People who work in or around Zones III and IV of the MRI suite are exposed to very strong magnetic fields. These magnetic fields can affect internal devices or foreign materials in the body, such as pacemakers, aneurysm clips, other implants, and joint replacements. These items can move or vibrate, become "activated" unintentionally, or become hot as a result of exposure to the magnetic field.
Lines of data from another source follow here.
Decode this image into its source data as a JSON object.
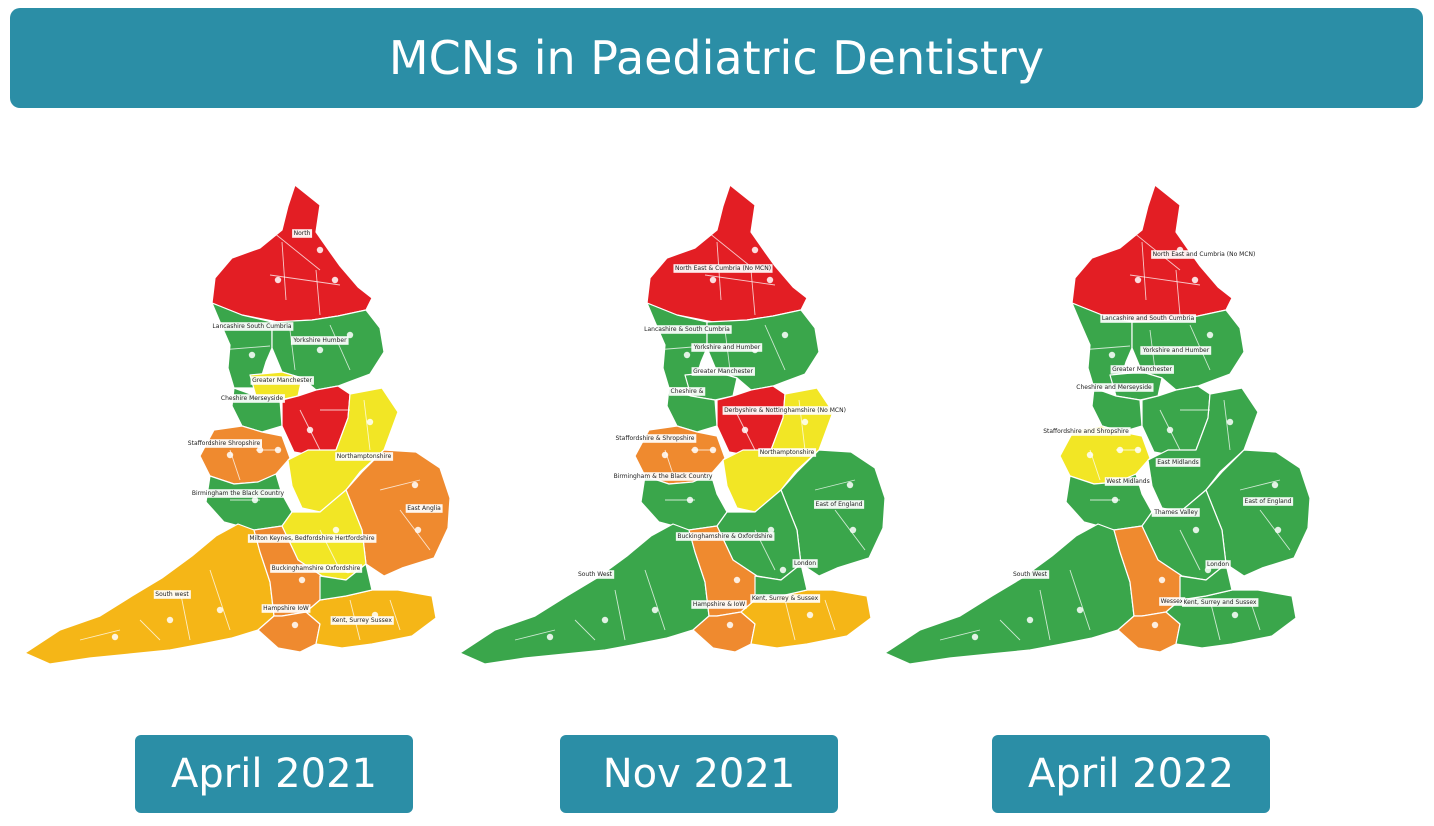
{
  "title": "MCNs in Paediatric Dentistry",
  "colors": {
    "red": "#e31e24",
    "green": "#3aa64b",
    "yellow": "#f2e625",
    "orange": "#ef8a2f",
    "amber": "#f5b617",
    "banner": "#2b8ea6"
  },
  "maps": [
    {
      "date": "April 2021",
      "regions": {
        "ne": "red",
        "nw": "green",
        "york": "green",
        "gm": "yellow",
        "ches": "green",
        "c": "red",
        "wm": "orange",
        "bham": "green",
        "em": "yellow",
        "ea": "orange",
        "mk": "yellow",
        "sw": "amber",
        "bk": "orange",
        "hants": "orange",
        "ksx": "amber",
        "lon": "green"
      },
      "labels": [
        {
          "text": "North"
        },
        {
          "text": "Lancashire South Cumbria"
        },
        {
          "text": "Yorkshire Humber"
        },
        {
          "text": "Greater Manchester"
        },
        {
          "text": "Cheshire Merseyside"
        },
        {
          "text": "Staffordshire Shropshire"
        },
        {
          "text": "Northamptonshire"
        },
        {
          "text": "Birmingham the Black Country"
        },
        {
          "text": "East Anglia"
        },
        {
          "text": "Milton Keynes, Bedfordshire Hertfordshire"
        },
        {
          "text": "Buckinghamshire Oxfordshire"
        },
        {
          "text": "South west"
        },
        {
          "text": "Hampshire IoW"
        },
        {
          "text": "Kent, Surrey Sussex"
        }
      ]
    },
    {
      "date": "Nov 2021",
      "regions": {
        "ne": "red",
        "nw": "green",
        "york": "green",
        "gm": "green",
        "ches": "green",
        "c": "red",
        "wm": "orange",
        "bham": "green",
        "em": "yellow",
        "ea": "green",
        "mk": "green",
        "sw": "green",
        "bk": "orange",
        "hants": "orange",
        "ksx": "amber",
        "lon": "green"
      },
      "labels": [
        {
          "text": "North East & Cumbria (No MCN)"
        },
        {
          "text": "Lancashire & South Cumbria"
        },
        {
          "text": "Yorkshire and Humber"
        },
        {
          "text": "Greater Manchester"
        },
        {
          "text": "Cheshire &"
        },
        {
          "text": "Derbyshire & Nottinghamshire (No MCN)"
        },
        {
          "text": "Staffordshire & Shropshire"
        },
        {
          "text": "Northamptonshire"
        },
        {
          "text": "Birmingham & the Black Country"
        },
        {
          "text": "East of England"
        },
        {
          "text": "Buckinghamshire & Oxfordshire"
        },
        {
          "text": "London"
        },
        {
          "text": "South West"
        },
        {
          "text": "Hampshire & IoW"
        },
        {
          "text": "Kent, Surrey & Sussex"
        }
      ]
    },
    {
      "date": "April 2022",
      "regions": {
        "ne": "red",
        "nw": "green",
        "york": "green",
        "gm": "green",
        "ches": "green",
        "c": "green",
        "wm": "yellow",
        "bham": "green",
        "em": "green",
        "ea": "green",
        "mk": "green",
        "sw": "green",
        "bk": "orange",
        "hants": "orange",
        "ksx": "green",
        "lon": "green"
      },
      "labels": [
        {
          "text": "North East and Cumbria (No MCN)"
        },
        {
          "text": "Lancashire and South Cumbria"
        },
        {
          "text": "Yorkshire and Humber"
        },
        {
          "text": "Greater Manchester"
        },
        {
          "text": "Cheshire and Merseyside"
        },
        {
          "text": "Staffordshire and Shropshire"
        },
        {
          "text": "East Midlands"
        },
        {
          "text": "West Midlands"
        },
        {
          "text": "East of England"
        },
        {
          "text": "Thames Valley"
        },
        {
          "text": "London"
        },
        {
          "text": "South West"
        },
        {
          "text": "Wessex"
        },
        {
          "text": "Kent, Surrey and Sussex"
        }
      ]
    }
  ]
}
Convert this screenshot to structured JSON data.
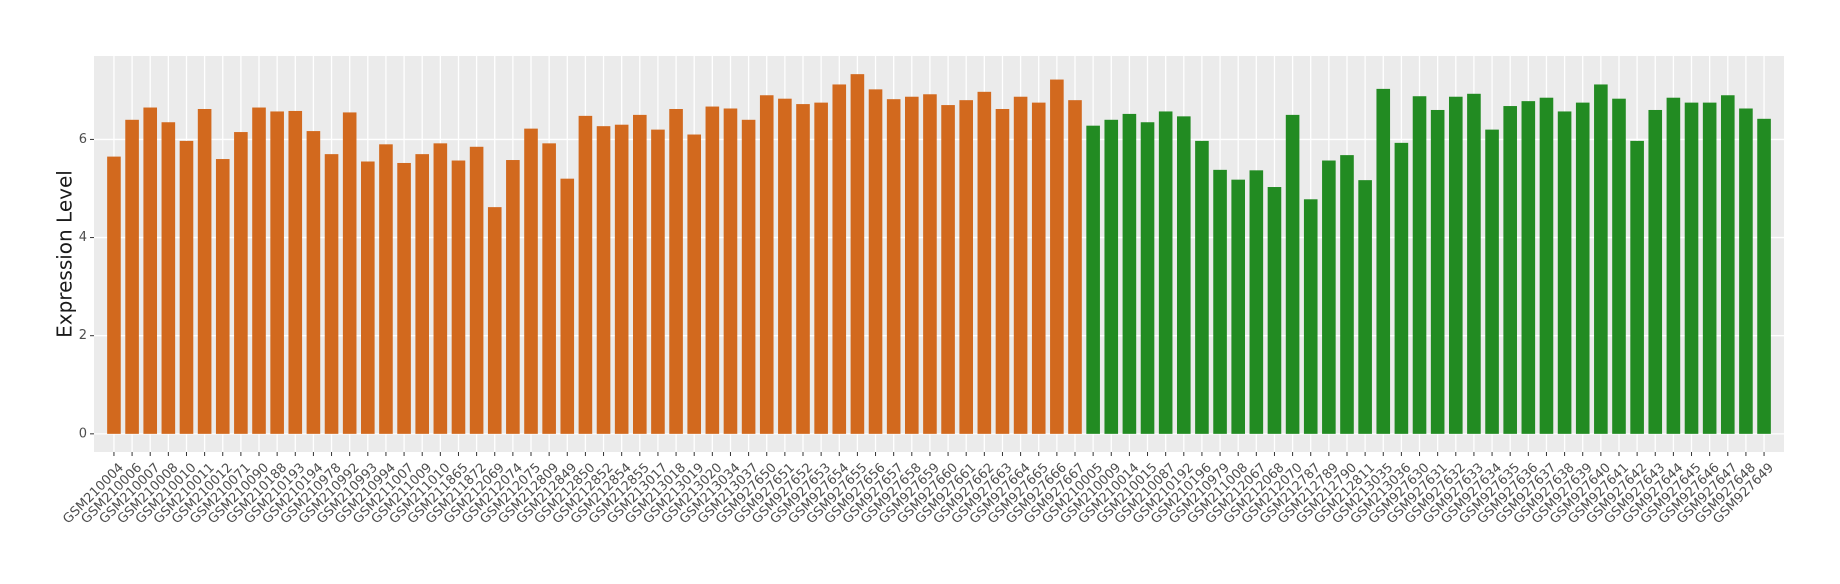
{
  "chart_data": {
    "type": "bar",
    "y_label": "Expression Level",
    "categories": [
      "GSM210004",
      "GSM210006",
      "GSM210007",
      "GSM210008",
      "GSM210010",
      "GSM210011",
      "GSM210012",
      "GSM210071",
      "GSM210090",
      "GSM210188",
      "GSM210193",
      "GSM210194",
      "GSM210978",
      "GSM210992",
      "GSM210993",
      "GSM210994",
      "GSM211007",
      "GSM211009",
      "GSM211010",
      "GSM211865",
      "GSM211872",
      "GSM212069",
      "GSM212074",
      "GSM212075",
      "GSM212809",
      "GSM212849",
      "GSM212850",
      "GSM212852",
      "GSM212854",
      "GSM212855",
      "GSM213017",
      "GSM213018",
      "GSM213019",
      "GSM213020",
      "GSM213034",
      "GSM213037",
      "GSM927650",
      "GSM927651",
      "GSM927652",
      "GSM927653",
      "GSM927654",
      "GSM927655",
      "GSM927656",
      "GSM927657",
      "GSM927658",
      "GSM927659",
      "GSM927660",
      "GSM927661",
      "GSM927662",
      "GSM927663",
      "GSM927664",
      "GSM927665",
      "GSM927666",
      "GSM927667",
      "GSM210005",
      "GSM210009",
      "GSM210014",
      "GSM210015",
      "GSM210087",
      "GSM210192",
      "GSM210196",
      "GSM210979",
      "GSM211008",
      "GSM212067",
      "GSM212068",
      "GSM212070",
      "GSM212787",
      "GSM212789",
      "GSM212790",
      "GSM212811",
      "GSM213035",
      "GSM213036",
      "GSM927630",
      "GSM927631",
      "GSM927632",
      "GSM927633",
      "GSM927634",
      "GSM927635",
      "GSM927636",
      "GSM927637",
      "GSM927638",
      "GSM927639",
      "GSM927640",
      "GSM927641",
      "GSM927642",
      "GSM927643",
      "GSM927644",
      "GSM927645",
      "GSM927646",
      "GSM927647",
      "GSM927648",
      "GSM927649"
    ],
    "series": [
      {
        "color": "#d2691e",
        "values": [
          5.65,
          6.4,
          6.65,
          6.35,
          5.97,
          6.62,
          5.6,
          6.15,
          6.65,
          6.57,
          6.58,
          6.17,
          5.7,
          6.55,
          5.55,
          5.9,
          5.52,
          5.7,
          5.92,
          5.57,
          5.85,
          4.62,
          5.58,
          6.22,
          5.92,
          5.2,
          6.48,
          6.27,
          6.3,
          6.5,
          6.2,
          6.62,
          6.1,
          6.67,
          6.63,
          6.4,
          6.9,
          6.83,
          6.72,
          6.75,
          7.12,
          7.33,
          7.02,
          6.82,
          6.87,
          6.92,
          6.7,
          6.8,
          6.97,
          6.62,
          6.87,
          6.75,
          7.22,
          6.8,
          null,
          null,
          null,
          null,
          null,
          null,
          null,
          null,
          null,
          null,
          null,
          null,
          null,
          null,
          null,
          null,
          null,
          null,
          null,
          null,
          null,
          null,
          null,
          null,
          null,
          null,
          null,
          null,
          null,
          null,
          null,
          null,
          null,
          null,
          null,
          null,
          null,
          null
        ]
      },
      {
        "color": "#228b22",
        "values": [
          null,
          null,
          null,
          null,
          null,
          null,
          null,
          null,
          null,
          null,
          null,
          null,
          null,
          null,
          null,
          null,
          null,
          null,
          null,
          null,
          null,
          null,
          null,
          null,
          null,
          null,
          null,
          null,
          null,
          null,
          null,
          null,
          null,
          null,
          null,
          null,
          null,
          null,
          null,
          null,
          null,
          null,
          null,
          null,
          null,
          null,
          null,
          null,
          null,
          null,
          null,
          null,
          null,
          null,
          6.28,
          6.4,
          6.52,
          6.35,
          6.57,
          6.47,
          5.97,
          5.38,
          5.18,
          5.37,
          5.03,
          6.5,
          4.78,
          5.57,
          5.68,
          5.17,
          7.03,
          5.93,
          6.88,
          6.6,
          6.87,
          6.93,
          6.2,
          6.68,
          6.78,
          6.85,
          6.57,
          6.75,
          7.12,
          6.83,
          5.97,
          6.6,
          6.85,
          6.75,
          6.75,
          6.9,
          6.63,
          6.42
        ]
      }
    ],
    "ylim": [
      -0.37,
      7.7
    ],
    "yticks": [
      0,
      2,
      4,
      6
    ],
    "grid": true
  }
}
Because of this risk, all individuals who enter Zone III (right outside the MRI room itself) or Zone IV (the Magnet room itself) must be screened to ensure that they don't have an implanted device or other condition that would make it unsafe for them to be near the MRI magnet.
All Radiology faculty, MRI staff, and others whose job duties put them in close proximity to MRI magnets are required to complete an MRI Screening Questionnaire. Radiology faculty and MRI staff complete this screening at hire and with any acquisition of new metal implants,and annually attest to whether they have experienced pertinent health changes. Others who may occasionally enter Zone III or IV (for example, an ICU nurse who needs to monitor a patient during an MRI) are screened when access is needed.
What happens if you DO have a METAL implant?
- If you work in close proximity to MRI magnets as part of your day-to-day primary job, you will be contacted to get further information if you have a device or other condition that could put you at risk. Occupational Health will review that information to ensure that the implant is safe before clearing you.
- If you don't work near an MRI on a routine basis as part of your regular day-to-day job duties, the safest thing for you will be to avoid the MRI and request other arrangements if you are requested to be near an MRI. It is therefore important that questionnaires be completed ahead of time, to allow ample time for alternate arrangements to be made, if necessary.